Algorithms T1 Design of Algorithms

OCR A Level Computer Science - Analysis and Design of Algorithms

Unit Overview

• Focus: Analysis and design of algorithms

• Paper: H446 - Paper 2

• Teaching and learning tool from OCR

Starter Problem: Security Door Code

• Problem: Security door at a football ground has the code 1966. Any combination of these numbers can open the door.

• Question: How many different combinations exist?

• Answer: Calculate using permutations: 4!/2! = 12.

Starter Problem: Prime Number Sum

• Problem: In how many different ways can 2017 be expressed as the sum of two prime numbers?

• Answer: 0 possibilities. Since 2017 is odd, it cannot be the sum of two odd primes. The only even prime is 2 which does not yield a valid prime pair (2017 = 2 + 2015, but 2015 is not prime).

Objectives of the Unit

• Analyze the suitability of algorithms for different tasks and datasets.

• Familiarize with measures for determining algorithm efficiency.

• Define constants, linear, polynomial, exponential, and logarithmic functions.

• Utilize Big-O notation for comparing time complexities of algorithms.

• Derive and articulate the time complexity of algorithms.

Keywords

• Algorithm

• Complexity

• Big-O Notation

• Efficiency

• Permutation

• Linear, Logarithmic, Polynomial, Exponential Functions

What is an Algorithm?

• Definition: A step-by-step procedure for calculations, data processing, and automated reasoning tasks.

• Examples: Algorithms used to solve numerous real-world problems. Some problems remain unsolved today.

Problems Solved by Algorithms

1. Routing Problems: Shortest routes for data on the internet.

2. Salesman Problems: Efficient route coverage for salesmen.

3. Aircraft Timetabling: Manage crew flight hours effectively.

4. Information Retrieval: Searching databases efficiently.

5. Security: Encrypting communications to prevent hacking.

6. Data Sorting: Organizing large datasets.

7. Compiler Design: Translating high-level languages to machine code.

Properties of a Good Algorithm

• Clear, precise steps yielding correct output for valid inputs.

• Ability to handle invalid inputs gracefully.

• Must terminate at some point.

• Efficient execution using minimal steps.

• Clear enough for others to understand and modify.

Efficiency of Algorithms

• Example Algorithm: Sum from 1 to 1000 using two different methods:

  • Method 1: Iterative summation (inefficient, 1001 statements).

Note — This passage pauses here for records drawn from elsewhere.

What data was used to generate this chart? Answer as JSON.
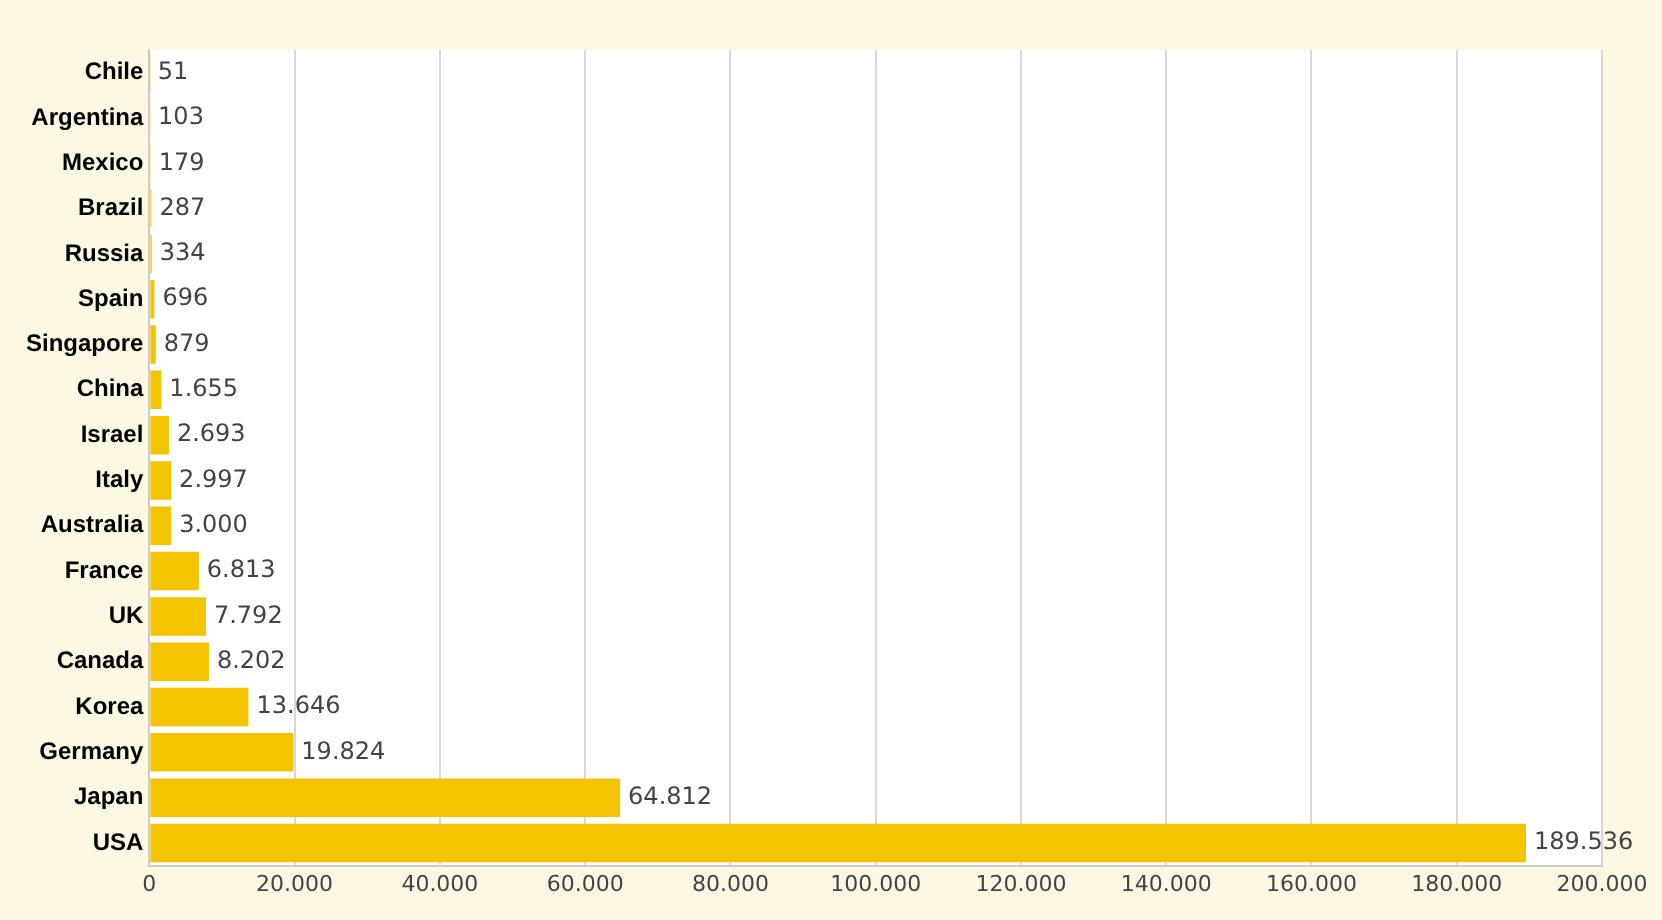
{
  "chart_data": {
    "type": "bar",
    "orientation": "horizontal",
    "categories": [
      "Chile",
      "Argentina",
      "Mexico",
      "Brazil",
      "Russia",
      "Spain",
      "Singapore",
      "China",
      "Israel",
      "Italy",
      "Australia",
      "France",
      "UK",
      "Canada",
      "Korea",
      "Germany",
      "Japan",
      "USA"
    ],
    "values": [
      51,
      103,
      179,
      287,
      334,
      696,
      879,
      1655,
      2693,
      2997,
      3000,
      6813,
      7792,
      8202,
      13646,
      19824,
      64812,
      189536
    ],
    "value_labels": [
      "51",
      "103",
      "179",
      "287",
      "334",
      "696",
      "879",
      "1.655",
      "2.693",
      "2.997",
      "3.000",
      "6.813",
      "7.792",
      "8.202",
      "13.646",
      "19.824",
      "64.812",
      "189.536"
    ],
    "color": "#f5c400",
    "xlim": [
      0,
      200000
    ],
    "xticks": [
      0,
      {
        "value": 20000,
        "label": "20.000"
      },
      {
        "value": 40000,
        "label": "40.000"
      },
      {
        "value": 60000,
        "label": "60.000"
      },
      {
        "value": 80000,
        "label": "80.000"
      },
      {
        "value": 100000,
        "label": "100.000"
      },
      {
        "value": 120000,
        "label": "120.000"
      },
      {
        "value": 140000,
        "label": "140.000"
      },
      {
        "value": 160000,
        "label": "160.000"
      },
      {
        "value": 180000,
        "label": "180.000"
      },
      {
        "value": 200000,
        "label": "200.000"
      }
    ],
    "grid": "x",
    "legend": false
  }
}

  • Method 2: Mathematical formula (efficient, only 2 statements).

• Importance of minimizing assignment statements as a measure of efficiency.

Execution Time vs Problem Size

• Generally, larger data sizes increase execution time.

• Analyze statements involved in processing n items (conventional loop vs formulaic approach).

Functions in Mathematics

• Definition: A function is represented by equations (e.g., y = mx + b).

• General Form: f(n) = an + b.

Types of Functions

Linear Functions

• Form: f(n) = an + b (e.g., f(n) = 3n).

• Growth in a straight line; time complexity: O(n).

Quadratic Functions

• Form: f(n) = an² + bn + c.

• Dominant term is n²; complexity: O(n²).

Logarithmic Functions

• Form: f(n) = a log₂(n).

• Grows slowly compared to linear; time complexity: O(log n).

Big-O Notation

• Purpose: Describes time complexity and approximates execution time relative to the number of items in datasets.

• Examples:

  • O(1): Constant complexity.

  • O(log n): Efficient with large datasets.

  • O(n): Linear complexity.

  • O(n²): Polynomial complexity, inefficient for large datasets.

  • O(2ⁿ): Exponential complexity, extremely inefficient.

Analyzing Algorithms

• Approach: Count the number of steps (assignment statements) in computations to derive time complexity.

• Dominant terms are crucial when evaluating algorithm efficiency (e.g., O(n²)).

Permutations

• Definition: Arrangement of n items in different orders; can have repetition.

• Types:

  • With repetition (e.g., 100 combinations in a 2-digit lock).

  • Without repetition (3! arrangements of 3 differently colored balls).

Summary of Time Complexities

• Utilize visual aids or charts for easier comparison between complexities.

Final Plenary

• Key points:

  • Big-O notation evaluates the growth rate of runtime as problem size increases.

  • O(n!) and O(2ⁿ) are inefficient for large n.

  • O(log n) is very efficient, with limited impact on computation time as n increases.